Lord Ardmillan—This is a question of great importance, and I have had some difficulty in coming to a conclusion on the matter. I concur in the general principle announced by Lord Curriehill and Lord Deas, that where we are called on to deal with an award by a judicial referee we cannot touch it, because we think the referee might have been better advised. The aspect of difficulty which the Case presents is this:—Is it competent for a judicial referee practically to audit the account of expenses himself? Here the referee does not remit to an auditor. He awards a sum which Ile calls modified expenses. The pursuer says that that is more than the actual expenses of the whole suit, and that this would be seen by the auditor. That is startling; but after consideration I have come to the conclusion that where a judicial referee has, as here, a distinct power to deal with the question of expenses, and deals with it as the referee has done, we cannot touch his award. This was a reference of all existing cause, with expenses at that date. It will not do for us to refuse to recognise his award of expenses because he audits the account himself, and is so satisfied with the justness of it that he does not get it taxed. Though it is to be regretted that the referee did not take some means of ascertaining the proper amount of The account, the Court must not interfere.

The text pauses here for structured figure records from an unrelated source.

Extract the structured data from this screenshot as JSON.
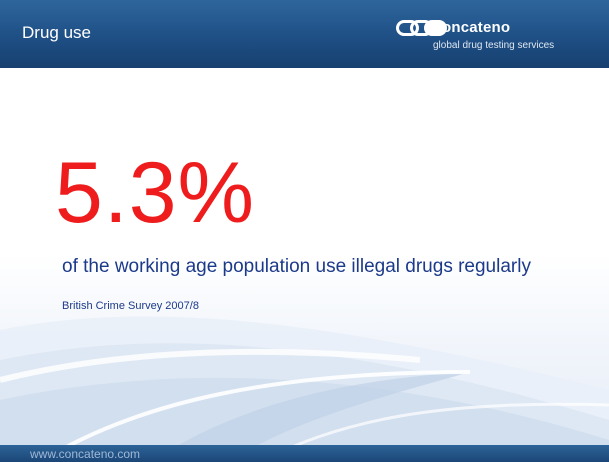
{
  "header": {
    "title": "Drug use",
    "logo_name": "oncateno",
    "logo_tagline": "global drug testing services"
  },
  "main": {
    "stat": "5.3%",
    "description": "of the working age population use illegal drugs regularly",
    "source": "British Crime Survey 2007/8"
  },
  "footer": {
    "url": "www.concateno.com"
  },
  "colors": {
    "header_blue": "#1e4f85",
    "stat_red": "#ee1c1c",
    "text_navy": "#1c3a8a"
  },
  "icons": {
    "logo": "chain-links-logo-icon"
  }
}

Lord President—I have some difficulty in this case, but I have come to agree with the view stated by your Lordships. I thought that making a judicial referee the complete master of the question of expenses—so that he might give any sum he thought fit in name of expenses, however much it might exceed the actual amount incurred—was a very dangerous power to give to any man. But I am satisfied that the true limit of that rower is, that if any great injustice was done by the referee, redress would be had on the ground of corruption.

Counsel:

Agent for Pursuer— W. S. Stuart, S.S.C.

Agent for Defender— J. Somerville, S.S.C.